Both tabs run entirely inside your browser. File reads, merges, splits, and downloads stay local. We don't upload, log, or store the content.

Frequently asked questions

How do I merge multiple Markdown files into one?
Add as many documents as you need with the 'Add document' button, paste or open each file, choose a separator (horizontal rule, blank line, HTML comment, or Pandoc page break), and copy or download the merged result. Empty documents are skipped automatically so you don't get stray separators.
How do I split a long Markdown document by heading?
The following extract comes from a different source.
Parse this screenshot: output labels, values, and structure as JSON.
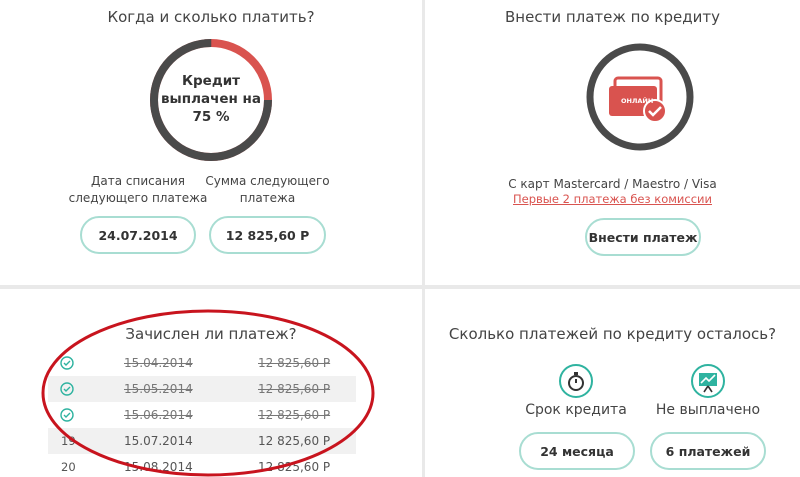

Open the Split tab, paste your document (or open a .md file), choose whether to split at H2 (`##`) or H3 (`###`), and press Split now. Each chunk is shown with a Copy and Download button. The filename for download is derived from the chunk's first heading.
What separator should I use when merging?
A horizontal rule (`---`) is the most visible and the safest default — it renders as a clear divider on GitHub and in static-site generators. Choose a blank line if you don't want a visible divider, an HTML comment if you need a non-rendered marker for downstream tooling, or Pandoc's `\pagebreak` if you're feeding the result into a Pandoc → PDF pipeline.
Will splitting preserve fenced code blocks?
Yes. The splitter recognizes triple-backtick fences and won't break a code block in half even if it contains heading-like text. Each output chunk is self-contained Markdown that renders independently.
Is there a limit on file size or document count?
No hard cap. Both merge and split run in linear time and execute entirely in your browser, so very large documents (thousands of lines, dozens of merged files) still work — limited only by your browser's memory.
Is the content uploaded?
No. Everything — file reads, merging, splitting, downloads — happens inside your browser tab. Documents never leave your machine.